In difetto di cavalli, si cerca di far trottare gli asini, si va alla busca di compensi; e in questo caso, se vi mancassero la sapa e la mostarda (la migliore al mio gusto è quella di Savignano in Romagna), si supplisce alla prima con grammi 80 di zucchero e alla seconda con grammi 7 di senapa in polvere sciolta nell’acqua calda degli stessi ceci.

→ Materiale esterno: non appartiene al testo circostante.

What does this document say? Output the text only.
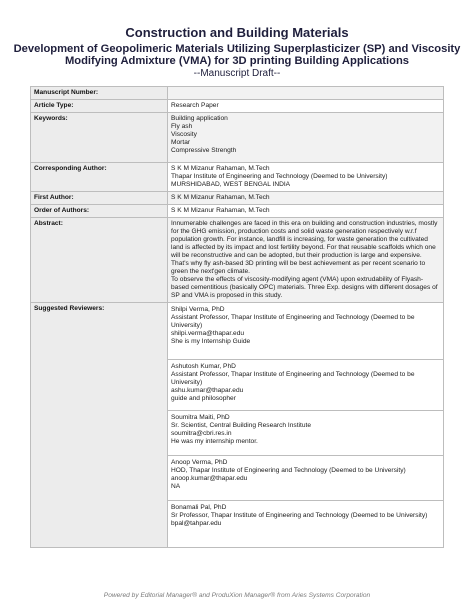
Construction and Building Materials
Development of Geopolimeric Materials Utilizing Superplasticizer (SP) and Viscosity
Modifying Admixture (VMA) for 3D printing Building Applications
--Manuscript Draft--
Manuscript Number:	
Article Type:	Research Paper
Keywords:	Building application
Fly ash
Viscosity
Mortar
Compressive Strength

Corresponding Author:	S K M Mizanur Rahaman, M.Tech
Thapar Institute of Engineering and Technology (Deemed to be University)
MURSHIDABAD, WEST BENGAL INDIA

First Author:	S K M Mizanur Rahaman, M.Tech
Order of Authors:	S K M Mizanur Rahaman, M.Tech
Abstract:	Innumerable challenges are faced in this era on building and construction industries, mostly for the GHG emission, production costs and solid waste generation respectively w.r.f population growth. For instance, landfill is increasing, for waste generation the cultivated land is affected by its impact and lost fertility beyond. For that reusable scaffolds which one will be reconstructive and can be adopted, but their production is large and expensive. That's why fly ash-based 3D printing will be best achievement as per recent scenario to green the next'gen climate.
To observe the effects of viscosity-modifying agent (VMA) upon extrudability of Flyash-based cementitious (basically OPC) materials. Three Exp. designs with different dosages of SP and VMA is proposed in this study.

Suggested Reviewers:	Shilpi Verma, PhD
Assistant Professor, Thapar Institute of Engineering and Technology (Deemed to be University)
shilpi.verma@thapar.edu
She is my Internship Guide

	Ashutosh Kumar, PhD
Assistant Professor, Thapar Institute of Engineering and Technology (Deemed to be University)
ashu.kumar@thapar.edu
guide and philosopher

	Soumitra Maiti, PhD
Sr. Scientist, Central Building Research Institute
soumitra@cbri.res.in
He was my internship mentor.

	Anoop Verma, PhD
HOD, Thapar Institute of Engineering and Technology (Deemed to be University)
anoop.kumar@thapar.edu
NA

	Bonamali Pal, PhD
Sr Professor, Thapar Institute of Engineering and Technology (Deemed to be University)
bpal@tahpar.edu
Powered by Editorial Manager® and ProduXion Manager® from Aries Systems Corporation
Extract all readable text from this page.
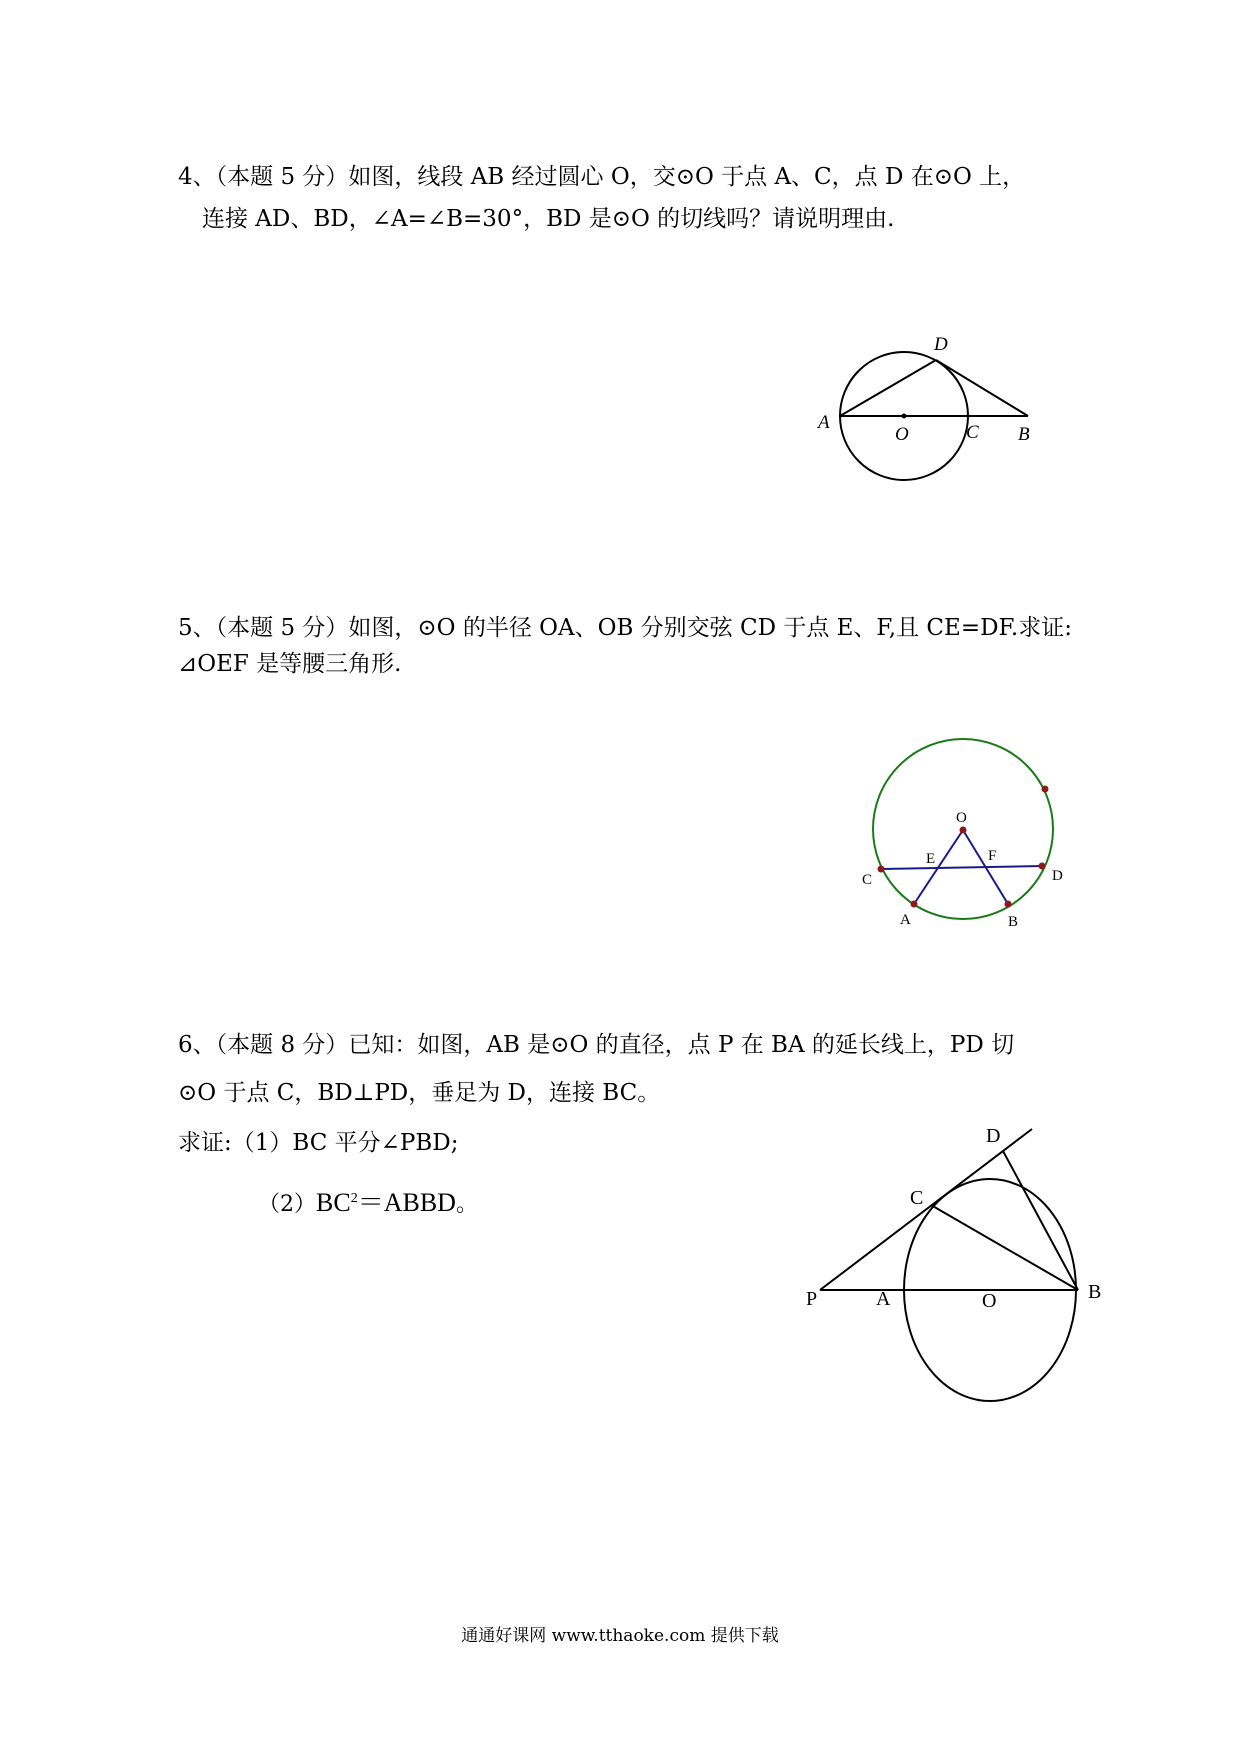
4、（本题 5 分）如图，线段 AB 经过圆心 O，交⊙O 于点 A、C，点 D 在⊙O 上，
连接 AD、BD，∠A=∠B=30°，BD 是⊙O 的切线吗？请说明理由.
A
O	C B
D
5、（本题 5 分）如图，⊙O 的半径 OA、OB 分别交弦 CD 于点 E、F,且 CE=DF.求证:
⊿OEF 是等腰三角形.
O
E	F
C	D
A	B
6、（本题 8 分）已知：如图，AB 是⊙O 的直径，点 P 在 BA 的延长线上，PD 切
⊙O 于点 C，BD⊥PD，垂足为 D，连接 BC。
求证:（1）BC 平分∠PBD;
$(2)BC^2=ABBD$。
D
C
P	A	O	B
通通好课网 www.tthaoke.com 提供下载
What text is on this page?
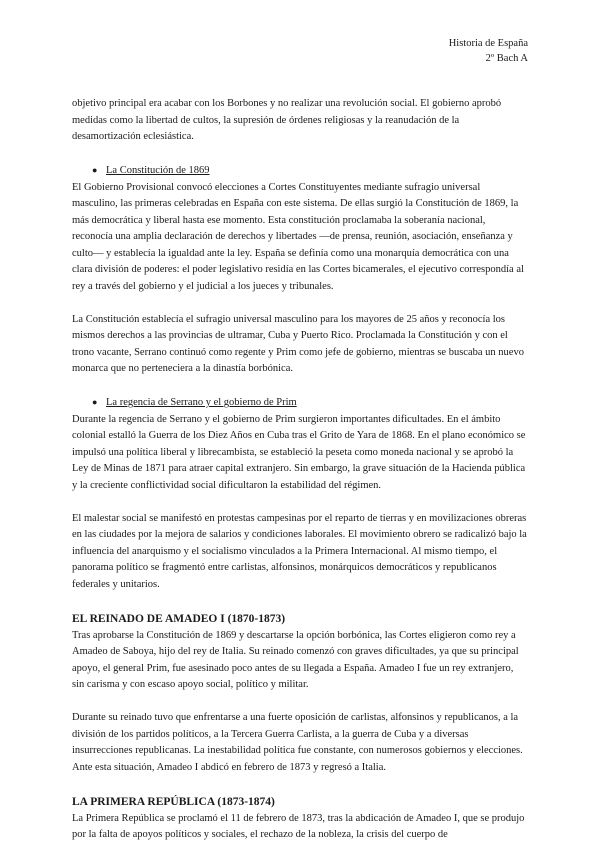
Historia de España
2º Bach A

objetivo principal era acabar con los Borbones y no realizar una revolución social. El gobierno aprobó medidas como la libertad de cultos, la supresión de órdenes religiosas y la reanudación de la desamortización eclesiástica.

● La Constitución de 1869

El Gobierno Provisional convocó elecciones a Cortes Constituyentes mediante sufragio universal masculino, las primeras celebradas en España con este sistema. De ellas surgió la Constitución de 1869, la más democrática y liberal hasta ese momento. Esta constitución proclamaba la soberanía nacional, reconocía una amplia declaración de derechos y libertades —de prensa, reunión, asociación, enseñanza y culto— y establecía la igualdad ante la ley. España se definía como una monarquía democrática con una clara división de poderes: el poder legislativo residía en las Cortes bicamerales, el ejecutivo correspondía al rey a través del gobierno y el judicial a los jueces y tribunales.

La Constitución establecía el sufragio universal masculino para los mayores de 25 años y reconocía los mismos derechos a las provincias de ultramar, Cuba y Puerto Rico. Proclamada la Constitución y con el trono vacante, Serrano continuó como regente y Prim como jefe de gobierno, mientras se buscaba un nuevo monarca que no perteneciera a la dinastía borbónica.

● La regencia de Serrano y el gobierno de Prim

Durante la regencia de Serrano y el gobierno de Prim surgieron importantes dificultades. En el ámbito colonial estalló la Guerra de los Diez Años en Cuba tras el Grito de Yara de 1868. En el plano económico se impulsó una política liberal y librecambista, se estableció la peseta como moneda nacional y se aprobó la Ley de Minas de 1871 para atraer capital extranjero. Sin embargo, la grave situación de la Hacienda pública y la creciente conflictividad social dificultaron la estabilidad del régimen.

El malestar social se manifestó en protestas campesinas por el reparto de tierras y en movilizaciones obreras en las ciudades por la mejora de salarios y condiciones laborales. El movimiento obrero se radicalizó bajo la influencia del anarquismo y el socialismo vinculados a la Primera Internacional. Al mismo tiempo, el panorama político se fragmentó entre carlistas, alfonsinos, monárquicos democráticos y republicanos federales y unitarios.

EL REINADO DE AMADEO I (1870-1873)

Tras aprobarse la Constitución de 1869 y descartarse la opción borbónica, las Cortes eligieron como rey a Amadeo de Saboya, hijo del rey de Italia. Su reinado comenzó con graves dificultades, ya que su principal apoyo, el general Prim, fue asesinado poco antes de su llegada a España. Amadeo I fue un rey extranjero, sin carisma y con escaso apoyo social, político y militar.

Durante su reinado tuvo que enfrentarse a una fuerte oposición de carlistas, alfonsinos y republicanos, a la división de los partidos políticos, a la Tercera Guerra Carlista, a la guerra de Cuba y a diversas insurrecciones republicanas. La inestabilidad política fue constante, con numerosos gobiernos y elecciones. Ante esta situación, Amadeo I abdicó en febrero de 1873 y regresó a Italia.

LA PRIMERA REPÚBLICA (1873-1874)

La Primera República se proclamó el 11 de febrero de 1873, tras la abdicación de Amadeo I, que se produjo por la falta de apoyos políticos y sociales, el rechazo de la nobleza, la crisis del cuerpo de
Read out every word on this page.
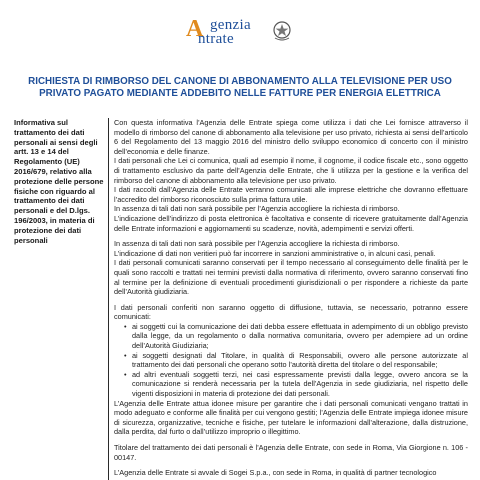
A genzia
ntrate
RICHIESTA DI RIMBORSO DEL CANONE DI ABBONAMENTO ALLA TELEVISIONE PER USO PRIVATO PAGATO MEDIANTE ADDEBITO NELLE FATTURE PER ENERGIA ELETTRICA
Informativa sul trattamento dei dati personali ai sensi degli artt. 13 e 14 del Regolamento (UE) 2016/679, relativo alla protezione delle persone fisiche con riguardo al trattamento dei dati personali e del D.lgs. 196/2003, in materia di protezione dei dati personali

Con questa informativa l’Agenzia delle Entrate spiega come utilizza i dati che Lei fornisce attraverso il modello di rimborso del canone di abbonamento alla televisione per uso privato, richiesta ai sensi dell’articolo 6 del Regolamento del 13 maggio 2016 del ministro dello sviluppo economico di concerto con il ministro dell’economia e delle finanze.

I dati personali che Lei ci comunica, quali ad esempio il nome, il cognome, il codice fiscale etc., sono oggetto di trattamento esclusivo da parte dell’Agenzia delle Entrate, che li utilizza per la gestione e la verifica del rimborso del canone di abbonamento alla televisione per uso privato.

I dati raccolti dall’Agenzia delle Entrate verranno comunicati alle imprese elettriche che dovranno effettuare l’accredito del rimborso riconosciuto sulla prima fattura utile.

In assenza di tali dati non sarà possibile per l’Agenzia accogliere la richiesta di rimborso.

L’indicazione dell’indirizzo di posta elettronica è facoltativa e consente di ricevere gratuitamente dall’Agenzia delle Entrate informazioni e aggiornamenti su scadenze, novità, adempimenti e servizi offerti.

In assenza di tali dati non sarà possibile per l’Agenzia accogliere la richiesta di rimborso.

L’indicazione di dati non veritieri può far incorrere in sanzioni amministrative o, in alcuni casi, penali.

I dati personali comunicati saranno conservati per il tempo necessario al conseguimento delle finalità per le quali sono raccolti e trattati nei termini previsti dalla normativa di riferimento, ovvero saranno conservati fino al termine per la definizione di eventuali procedimenti giurisdizionali o per rispondere a richieste da parte dell’Autorità giudiziaria.

I dati personali conferiti non saranno oggetto di diffusione, tuttavia, se necessario, potranno essere comunicati:

• ai soggetti cui la comunicazione dei dati debba essere effettuata in adempimento di un obbligo previsto dalla legge, da un regolamento o dalla normativa comunitaria, ovvero per adempiere ad un ordine dell’Autorità Giudiziaria;
• ai soggetti designati dal Titolare, in qualità di Responsabili, ovvero alle persone autorizzate al trattamento dei dati personali che operano sotto l’autorità diretta del titolare o del responsabile;
• ad altri eventuali soggetti terzi, nei casi espressamente previsti dalla legge, ovvero ancora se la comunicazione si renderà necessaria per la tutela dell’Agenzia in sede giudiziaria, nel rispetto delle vigenti disposizioni in materia di protezione dei dati personali.

L’Agenzia delle Entrate attua idonee misure per garantire che i dati personali comunicati vengano trattati in modo adeguato e conforme alle finalità per cui vengono gestiti; l’Agenzia delle Entrate impiega idonee misure di sicurezza, organizzative, tecniche e fisiche, per tutelare le informazioni dall’alterazione, dalla distruzione, dalla perdita, dal furto o dall’utilizzo improprio o illegittimo.

Titolare del trattamento dei dati personali è l’Agenzia delle Entrate, con sede in Roma, Via Giorgione n. 106 - 00147.

L’Agenzia delle Entrate si avvale di Sogei S.p.a., con sede in Roma, in qualità di partner tecnologico
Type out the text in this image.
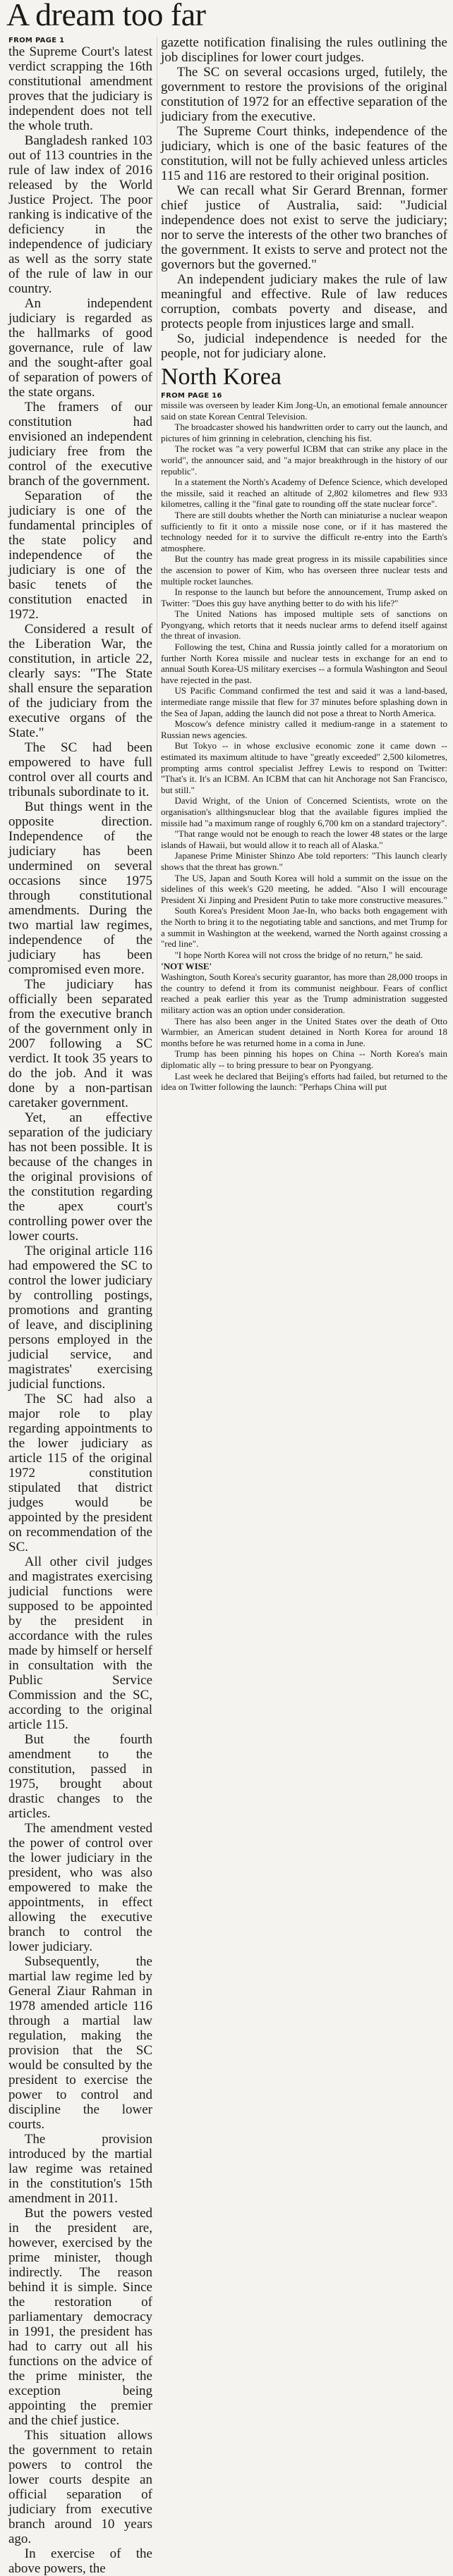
A dream too far
FROM PAGE 1

the Supreme Court's latest verdict scrapping the 16th constitutional amendment proves that the judiciary is independent does not tell the whole truth.

Bangladesh ranked 103 out of 113 countries in the rule of law index of 2016 released by the World Justice Project. The poor ranking is indicative of the deficiency in the independence of judiciary as well as the sorry state of the rule of law in our country.

An independent judiciary is regarded as the hallmarks of good governance, rule of law and the sought-after goal of separation of powers of the state organs.

The framers of our constitution had envisioned an independent judiciary free from the control of the executive branch of the government.

Separation of the judiciary is one of the fundamental principles of the state policy and independence of the judiciary is one of the basic tenets of the constitution enacted in 1972.

Considered a result of the Liberation War, the constitution, in article 22, clearly says: "The State shall ensure the separation of the judiciary from the executive organs of the State."

The SC had been empowered to have full control over all courts and tribunals subordinate to it.

But things went in the opposite direction. Independence of the judiciary has been undermined on several occasions since 1975 through constitutional amendments. During the two martial law regimes, independence of the judiciary has been compromised even more.

The judiciary has officially been separated from the executive branch of the government only in 2007 following a SC verdict. It took 35 years to do the job. And it was done by a non-partisan caretaker government.

Yet, an effective separation of the judiciary has not been possible. It is because of the changes in the original provisions of the constitution regarding the apex court's controlling power over the lower courts.

The original article 116 had empowered the SC to control the lower judiciary by controlling postings, promotions and granting of leave, and disciplining persons employed in the judicial service, and magistrates' exercising judicial functions.

The SC had also a major role to play regarding appointments to the lower judiciary as article 115 of the original 1972 constitution stipulated that district judges would be appointed by the president on recommendation of the SC.

All other civil judges and magistrates exercising judicial functions were supposed to be appointed by the president in accordance with the rules made by himself or herself in consultation with the Public Service Commission and the SC, according to the original article 115.

But the fourth amendment to the constitution, passed in 1975, brought about drastic changes to the articles.

The amendment vested the power of control over the lower judiciary in the president, who was also empowered to make the appointments, in effect allowing the executive branch to control the lower judiciary.

Subsequently, the martial law regime led by General Ziaur Rahman in 1978 amended article 116 through a martial law regulation, making the provision that the SC would be consulted by the president to exercise the power to control and discipline the lower courts.

The provision introduced by the martial law regime was retained in the constitution's 15th amendment in 2011.

But the powers vested in the president are, however, exercised by the prime minister, though indirectly. The reason behind it is simple. Since the restoration of parliamentary democracy in 1991, the president has had to carry out all his functions on the advice of the prime minister, the exception being appointing the premier and the chief justice.

This situation allows the government to retain powers to control the lower courts despite an official separation of judiciary from executive branch around 10 years ago.

In exercise of the above powers, the

gazette notification finalising the rules outlining the job disciplines for lower court judges.

The SC on several occasions urged, futilely, the government to restore the provisions of the original constitution of 1972 for an effective separation of the judiciary from the executive.

The Supreme Court thinks, independence of the judiciary, which is one of the basic features of the constitution, will not be fully achieved unless articles 115 and 116 are restored to their original position.

We can recall what Sir Gerard Brennan, former chief justice of Australia, said: "Judicial independence does not exist to serve the judiciary; nor to serve the interests of the other two branches of the government. It exists to serve and protect not the governors but the governed."

An independent judiciary makes the rule of law meaningful and effective. Rule of law reduces corruption, combats poverty and disease, and protects people from injustices large and small.

So, judicial independence is needed for the people, not for judiciary alone.

North Korea
FROM PAGE 16

missile was overseen by leader Kim Jong-Un, an emotional female announcer said on state Korean Central Television.

The broadcaster showed his handwritten order to carry out the launch, and pictures of him grinning in celebration, clenching his fist.

The rocket was "a very powerful ICBM that can strike any place in the world", the announcer said, and "a major breakthrough in the history of our republic".

In a statement the North's Academy of Defence Science, which developed the missile, said it reached an altitude of 2,802 kilometres and flew 933 kilometres, calling it the "final gate to rounding off the state nuclear force".

There are still doubts whether the North can miniaturise a nuclear weapon sufficiently to fit it onto a missile nose cone, or if it has mastered the technology needed for it to survive the difficult re-entry into the Earth's atmosphere.

But the country has made great progress in its missile capabilities since the ascension to power of Kim, who has overseen three nuclear tests and multiple rocket launches.

In response to the launch but before the announcement, Trump asked on Twitter: "Does this guy have anything better to do with his life?"

The United Nations has imposed multiple sets of sanctions on Pyongyang, which retorts that it needs nuclear arms to defend itself against the threat of invasion.

Following the test, China and Russia jointly called for a moratorium on further North Korea missile and nuclear tests in exchange for an end to annual South Korea-US military exercises -- a formula Washington and Seoul have rejected in the past.

US Pacific Command confirmed the test and said it was a land-based, intermediate range missile that flew for 37 minutes before splashing down in the Sea of Japan, adding the launch did not pose a threat to North America.

Moscow's defence ministry called it medium-range in a statement to Russian news agencies.

But Tokyo -- in whose exclusive economic zone it came down -- estimated its maximum altitude to have "greatly exceeded" 2,500 kilometres, prompting arms control specialist Jeffrey Lewis to respond on Twitter: "That's it. It's an ICBM. An ICBM that can hit Anchorage not San Francisco, but still."

David Wright, of the Union of Concerned Scientists, wrote on the organisation's allthingsnuclear blog that the available figures implied the missile had "a maximum range of roughly 6,700 km on a standard trajectory".

"That range would not be enough to reach the lower 48 states or the large islands of Hawaii, but would allow it to reach all of Alaska."

Japanese Prime Minister Shinzo Abe told reporters: "This launch clearly shows that the threat has grown."

The US, Japan and South Korea will hold a summit on the issue on the sidelines of this week's G20 meeting, he added. "Also I will encourage President Xi Jinping and President Putin to take more constructive measures."

South Korea's President Moon Jae-In, who backs both engagement with the North to bring it to the negotiating table and sanctions, and met Trump for a summit in Washington at the weekend, warned the North against crossing a "red line".

"I hope North Korea will not cross the bridge of no return," he said.

'NOT WISE'

Washington, South Korea's security guarantor, has more than 28,000 troops in the country to defend it from its communist neighbour. Fears of conflict reached a peak earlier this year as the Trump administration suggested military action was an option under consideration.

There has also been anger in the United States over the death of Otto Warmbier, an American student detained in North Korea for around 18 months before he was returned home in a coma in June.

Trump has been pinning his hopes on China -- North Korea's main diplomatic ally -- to bring pressure to bear on Pyongyang.

Last week he declared that Beijing's efforts had failed, but returned to the idea on Twitter following the launch: "Perhaps China will put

Ora passiamo alla pasta per chiuderli, in merito alla quale potete servirvi di quella de’ Cenci n.595, metà dose di detta ricetta, oppure della seguente:
  • Farina, grammi 270.
  • Burro, grammi 20.
  • Zucchero, grammi 15.
  • Uova, n.1.
  • Vino bianco, o marsala, cucchiaiate n. 3 circa.
  • Sale, un pizzico.
Tiratene una sfoglia della grossezza di mezzo scudo all’incirca e tagliatela collo stampo rotondo smerlato del n. 614. Fate che nei dischi il ripieno abbondi ed avrete, riunendone i lembi, i tortelli in forma di un quarto di luna. Friggeteli nel lardo o nell’olio e quando non sono più a bollore spolverizzateli di zucchero a velo. Colla broda de’ ceci potete fare una zuppa o cuocervi, come si usa in Toscana, le strisce di pasta comperata. Questi tortelli riescono così buoni che nessuno saprà indovinare se sono di ceci»
 
Il ricettario dell’Artusi ha la sua particolarità di parlare di gastronomia non soltanto elencando gli ingredienti ma raccontando aneddoti, educando il lettore con i consigli sull’economia domestica, quindi il risparmio ed una giusta alimentazione, come dice la copertina dell’edizione del 1891: Igiene -Economia -Buon gusto. Molte delle ricette sono realizzate con gli avanzi, votato alla politica del ‘niente sprechi’, e probabilmente fu proprio questo il successo del ricettario, con il quale ogni giorno le donne potevano mettere in tavola pietanze gustose anche con poche risorse. Artusi racconta la gastronomia italiana parlando esclusivamente in lingua italiana, da nord a sud della penisola, menù delle feste, dei giorni comandati nel rispetto della tradizione. Penso che in tutte le case degli italiani un manuale dell’Artusi è un classico da tenere in libreria, attraverso le ricette scopriamo tutte le regioni d’Italia, con tutta probabilità è così che è nata la gastronomia italiana.